PostPosted: Wed Oct 17, 2007 12:45 am    Post subject: Reply with quote

ontheway wrote:
Coal and Nuclear are not the only choices. This would make it a false dilemma.

Other choices include: solar, wind, hydro, geothermal and conservation, among the large array of options.


The burden of proof now that you've made the claim that coal/nuclear is a false dilemma is on you to demonstrate how the large array of options satisfy our requirements of (a) maintaining, expanding our industrial way of life, (b) lifting poor countries out of poverty, (c) meeting vastly expanded demand for energy in the future. Nuclear geeks would be very happy to see any scientific evidence in favor of renewables having anything greater than the extremely minimal role (2% of world electricity compared to 17% nuclear) it has.

Therefore, coal/nuclear is not a false dilemma at the moment, assuming we do not wish to abandon (a), (b) or (c) or all three. Just because other options exist, it doesn't follow that they are to have significance and support the false dilemma argument.

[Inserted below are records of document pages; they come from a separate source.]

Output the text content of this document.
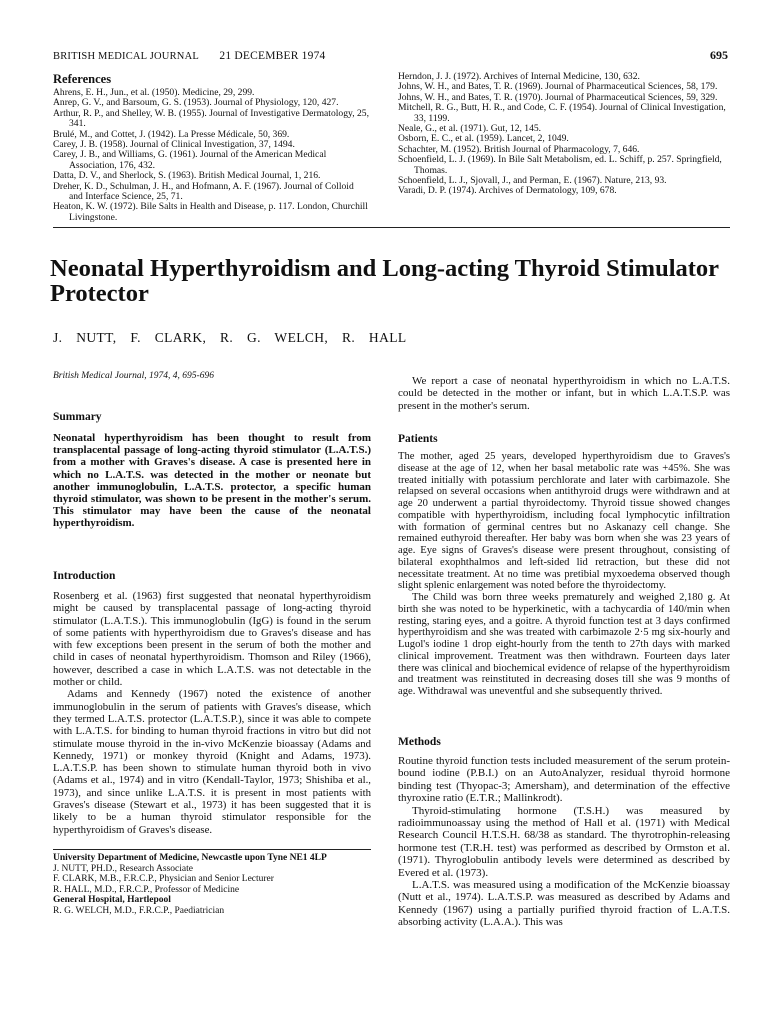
BRITISH MEDICAL JOURNAL 21 DECEMBER 1974	695
References

Ahrens, E. H., Jun., et al. (1950). Medicine, 29, 299.

Anrep, G. V., and Barsoum, G. S. (1953). Journal of Physiology, 120, 427.

Arthur, R. P., and Shelley, W. B. (1955). Journal of Investigative Dermatology, 25, 341.

Brulé, M., and Cottet, J. (1942). La Presse Médicale, 50, 369.

Carey, J. B. (1958). Journal of Clinical Investigation, 37, 1494.

Carey, J. B., and Williams, G. (1961). Journal of the American Medical Association, 176, 432.

Datta, D. V., and Sherlock, S. (1963). British Medical Journal, 1, 216.

Dreher, K. D., Schulman, J. H., and Hofmann, A. F. (1967). Journal of Colloid and Interface Science, 25, 71.

Heaton, K. W. (1972). Bile Salts in Health and Disease, p. 117. London, Churchill Livingstone.

Herndon, J. J. (1972). Archives of Internal Medicine, 130, 632.

Johns, W. H., and Bates, T. R. (1969). Journal of Pharmaceutical Sciences, 58, 179.

Johns, W. H., and Bates, T. R. (1970). Journal of Pharmaceutical Sciences, 59, 329.

Mitchell, R. G., Butt, H. R., and Code, C. F. (1954). Journal of Clinical Investigation, 33, 1199.

Neale, G., et al. (1971). Gut, 12, 145.

Osborn, E. C., et al. (1959). Lancet, 2, 1049.

Schachter, M. (1952). British Journal of Pharmacology, 7, 646.

Schoenfield, L. J. (1969). In Bile Salt Metabolism, ed. L. Schiff, p. 257. Springfield, Thomas.

Schoenfield, L. J., Sjovall, J., and Perman, E. (1967). Nature, 213, 93.

Varadi, D. P. (1974). Archives of Dermatology, 109, 678.

Neonatal Hyperthyroidism and Long-acting Thyroid Stimulator Protector
J. NUTT, F. CLARK, R. G. WELCH, R. HALL
British Medical Journal, 1974, 4, 695-696
Summary
Neonatal hyperthyroidism has been thought to result from transplacental passage of long-acting thyroid stimulator (L.A.T.S.) from a mother with Graves's disease. A case is presented here in which no L.A.T.S. was detected in the mother or neonate but another immunoglobulin, L.A.T.S. protector, a specific human thyroid stimulator, was shown to be present in the mother's serum. This stimulator may have been the cause of the neonatal hyperthyroidism.
Introduction

Rosenberg et al. (1963) first suggested that neonatal hyperthyroidism might be caused by transplacental passage of long-acting thyroid stimulator (L.A.T.S.). This immunoglobulin (IgG) is found in the serum of some patients with hyperthyroidism due to Graves's disease and has with few exceptions been present in the serum of both the mother and child in cases of neonatal hyperthyroidism. Thomson and Riley (1966), however, described a case in which L.A.T.S. was not detectable in the mother or child.

Adams and Kennedy (1967) noted the existence of another immunoglobulin in the serum of patients with Graves's disease, which they termed L.A.T.S. protector (L.A.T.S.P.), since it was able to compete with L.A.T.S. for binding to human thyroid fractions in vitro but did not stimulate mouse thyroid in the in-vivo McKenzie bioassay (Adams and Kennedy, 1971) or monkey thyroid (Knight and Adams, 1973). L.A.T.S.P. has been shown to stimulate human thyroid both in vivo (Adams et al., 1974) and in vitro (Kendall-Taylor, 1973; Shishiba et al., 1973), and since unlike L.A.T.S. it is present in most patients with Graves's disease (Stewart et al., 1973) it has been suggested that it is likely to be a human thyroid stimulator responsible for the hyperthyroidism of Graves's disease.

University Department of Medicine, Newcastle upon Tyne NE1 4LP
J. NUTT, PH.D., Research Associate
F. CLARK, M.B., F.R.C.P., Physician and Senior Lecturer
R. HALL, M.D., F.R.C.P., Professor of Medicine
General Hospital, Hartlepool
R. G. WELCH, M.D., F.R.C.P., Paediatrician
We report a case of neonatal hyperthyroidism in which no L.A.T.S. could be detected in the mother or infant, but in which L.A.T.S.P. was present in the mother's serum.
Patients

The mother, aged 25 years, developed hyperthyroidism due to Graves's disease at the age of 12, when her basal metabolic rate was +45%. She was treated initially with potassium perchlorate and later with carbimazole. She relapsed on several occasions when antithyroid drugs were withdrawn and at age 20 underwent a partial thyroidectomy. Thyroid tissue showed changes compatible with hyperthyroidism, including focal lymphocytic infiltration with formation of germinal centres but no Askanazy cell change. She remained euthyroid thereafter. Her baby was born when she was 23 years of age. Eye signs of Graves's disease were present throughout, consisting of bilateral exophthalmos and left-sided lid retraction, but these did not necessitate treatment. At no time was pretibial myxoedema observed though slight splenic enlargement was noted before the thyroidectomy.

The Child was born three weeks prematurely and weighed 2,180 g. At birth she was noted to be hyperkinetic, with a tachycardia of 140/min when resting, staring eyes, and a goitre. A thyroid function test at 3 days confirmed hyperthyroidism and she was treated with carbimazole 2·5 mg six-hourly and Lugol's iodine 1 drop eight-hourly from the tenth to 27th days with marked clinical improvement. Treatment was then withdrawn. Fourteen days later there was clinical and biochemical evidence of relapse of the hyperthyroidism and treatment was reinstituted in decreasing doses till she was 9 months of age. Withdrawal was uneventful and she subsequently thrived.

Methods

Routine thyroid function tests included measurement of the serum protein-bound iodine (P.B.I.) on an AutoAnalyzer, residual thyroid hormone binding test (Thyopac-3; Amersham), and determination of the effective thyroxine ratio (E.T.R.; Mallinkrodt).

Thyroid-stimulating hormone (T.S.H.) was measured by radioimmunoassay using the method of Hall et al. (1971) with Medical Research Council H.T.S.H. 68/38 as standard. The thyrotrophin-releasing hormone test (T.R.H. test) was performed as described by Ormston et al. (1971). Thyroglobulin antibody levels were determined as described by Evered et al. (1973).

L.A.T.S. was measured using a modification of the McKenzie bioassay (Nutt et al., 1974). L.A.T.S.P. was measured as described by Adams and Kennedy (1967) using a partially purified thyroid fraction of L.A.T.S. absorbing activity (L.A.A.). This was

Renewables put into much needed perspective

Quote:
Most of our consumed energy is wasted due to irrational taxation and subsidization policies, so in a free market, conservation could eliminate the need for most of the energy currently consumed.


How much is most? And we need examples of wasted energy due to the reasons you give.

Quote:
All options must be included in a rational marketplace solution. Only the free market can sort out the problem in a safe, pollution free manner.


Cooperation between nation states is what we need (and what is happening - see the Global Nuclear Energy Partnership). Free market competition isn't necessarily the best way all the time and tackling climate change, tackling investing trillions into religious oil states who show their gratitude by oppressing their people, calling us Satan and wanting to kill us needs the multinational, intergovernmental cooperation of superior humanity.

Quote:
All shortages are a result of socialism.
All pollution is a result of socialism (other than accidents).